The second is adding alkaline substances, such as lime or natural minerals, to the ocean to reduce acidity. Known as ocean alkalization, this process converts marine carbon dioxide to other, harmless molecules. The ocean then sucks more carbon dioxide from the air to restore equilibrium.
The last method is separating carbon dioxide from seawater using electrochemical processes, similar to the way direct air capture technology removes carbon dioxide from the atmosphere.
Ocean Visions isn’t deploying these technologies itself. Instead, it’s providing a platform for researchers, businesses and others to work together on the highest priority developmental areas to ultimately figure out if these are, in fact, sustainable, equitable and scalable solutions for reducing carbon dioxide pollution in the world’s oceans.

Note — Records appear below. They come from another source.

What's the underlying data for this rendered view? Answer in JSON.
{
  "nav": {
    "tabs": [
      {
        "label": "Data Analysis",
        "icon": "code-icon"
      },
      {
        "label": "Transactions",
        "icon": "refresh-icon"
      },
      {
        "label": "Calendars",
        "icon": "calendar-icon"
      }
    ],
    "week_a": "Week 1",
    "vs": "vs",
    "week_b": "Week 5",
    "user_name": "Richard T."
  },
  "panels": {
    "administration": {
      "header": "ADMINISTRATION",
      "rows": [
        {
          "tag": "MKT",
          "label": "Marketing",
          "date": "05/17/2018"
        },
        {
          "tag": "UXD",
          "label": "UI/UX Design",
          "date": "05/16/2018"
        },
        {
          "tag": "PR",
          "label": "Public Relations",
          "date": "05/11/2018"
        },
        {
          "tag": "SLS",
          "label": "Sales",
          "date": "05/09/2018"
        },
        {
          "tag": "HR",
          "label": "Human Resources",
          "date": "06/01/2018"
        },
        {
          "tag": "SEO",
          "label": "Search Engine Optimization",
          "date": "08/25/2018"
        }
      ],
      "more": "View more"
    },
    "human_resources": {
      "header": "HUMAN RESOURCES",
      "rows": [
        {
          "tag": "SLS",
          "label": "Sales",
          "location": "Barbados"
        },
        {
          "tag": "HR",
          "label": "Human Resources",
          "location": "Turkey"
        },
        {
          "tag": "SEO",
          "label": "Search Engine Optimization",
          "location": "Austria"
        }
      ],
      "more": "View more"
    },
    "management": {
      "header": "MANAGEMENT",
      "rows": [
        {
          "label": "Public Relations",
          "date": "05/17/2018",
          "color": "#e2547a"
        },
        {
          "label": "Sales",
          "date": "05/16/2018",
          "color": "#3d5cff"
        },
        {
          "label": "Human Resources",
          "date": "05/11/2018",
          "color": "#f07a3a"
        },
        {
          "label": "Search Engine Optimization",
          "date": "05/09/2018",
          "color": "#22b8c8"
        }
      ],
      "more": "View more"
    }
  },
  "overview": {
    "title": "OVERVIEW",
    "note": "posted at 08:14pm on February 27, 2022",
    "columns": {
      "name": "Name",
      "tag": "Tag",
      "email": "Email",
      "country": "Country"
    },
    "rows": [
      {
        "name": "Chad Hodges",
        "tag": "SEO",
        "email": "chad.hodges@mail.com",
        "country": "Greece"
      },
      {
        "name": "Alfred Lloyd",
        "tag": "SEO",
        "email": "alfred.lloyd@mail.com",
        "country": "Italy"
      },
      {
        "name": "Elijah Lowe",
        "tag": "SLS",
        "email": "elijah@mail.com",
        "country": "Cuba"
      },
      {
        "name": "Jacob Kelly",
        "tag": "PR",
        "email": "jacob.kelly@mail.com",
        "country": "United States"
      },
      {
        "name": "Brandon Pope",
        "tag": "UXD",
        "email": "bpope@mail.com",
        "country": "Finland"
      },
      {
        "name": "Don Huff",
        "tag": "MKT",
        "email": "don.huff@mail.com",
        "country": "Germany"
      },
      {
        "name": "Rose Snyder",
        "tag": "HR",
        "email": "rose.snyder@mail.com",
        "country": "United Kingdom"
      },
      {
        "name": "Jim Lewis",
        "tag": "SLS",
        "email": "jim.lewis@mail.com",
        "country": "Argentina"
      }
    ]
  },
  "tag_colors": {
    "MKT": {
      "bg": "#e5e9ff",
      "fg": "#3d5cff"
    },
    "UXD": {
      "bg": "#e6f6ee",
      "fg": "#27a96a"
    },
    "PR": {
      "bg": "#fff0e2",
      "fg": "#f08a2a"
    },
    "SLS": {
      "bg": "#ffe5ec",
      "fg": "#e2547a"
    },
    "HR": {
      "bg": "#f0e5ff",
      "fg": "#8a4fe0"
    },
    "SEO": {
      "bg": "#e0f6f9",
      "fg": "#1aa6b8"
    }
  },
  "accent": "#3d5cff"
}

Mapping the future of carbon dioxide removal
Schmidt Marine is providing vital support for Ocean Visions’ work. In summer 2020, Schmidt Marine helped fund a series of workshops hosted by Ocean Visions, in which experts identified the current state of each technology, the challenges and obstacles each face, the social and environmental costs and the next steps. The findings will soon be published in an open-source online roadmap. Researchers, inventors and entrepreneurs will be able to pull from and add to the map, eventually advancing carbon dioxide removal technologies toward testing, deployment and commercialization.
“Essentially, Schmidt’s funding is pivotal in the development of technology roadmaps,” Ack explains.
Over the next decade, Ack hopes that these roadmaps will help move ocean-based carbon dioxide removal from an undervalued tool to a widely-deployed strategy in the fight against climate change. It’s a shift that can’t come soon enough. “The ocean has shielded humanity and terrestrial biodiversity from the worst ravages of climate change so far, but it has borne an enormous cost in doing so,” he says. “It’s continuing to bear that cost, but its tolerance is running out.”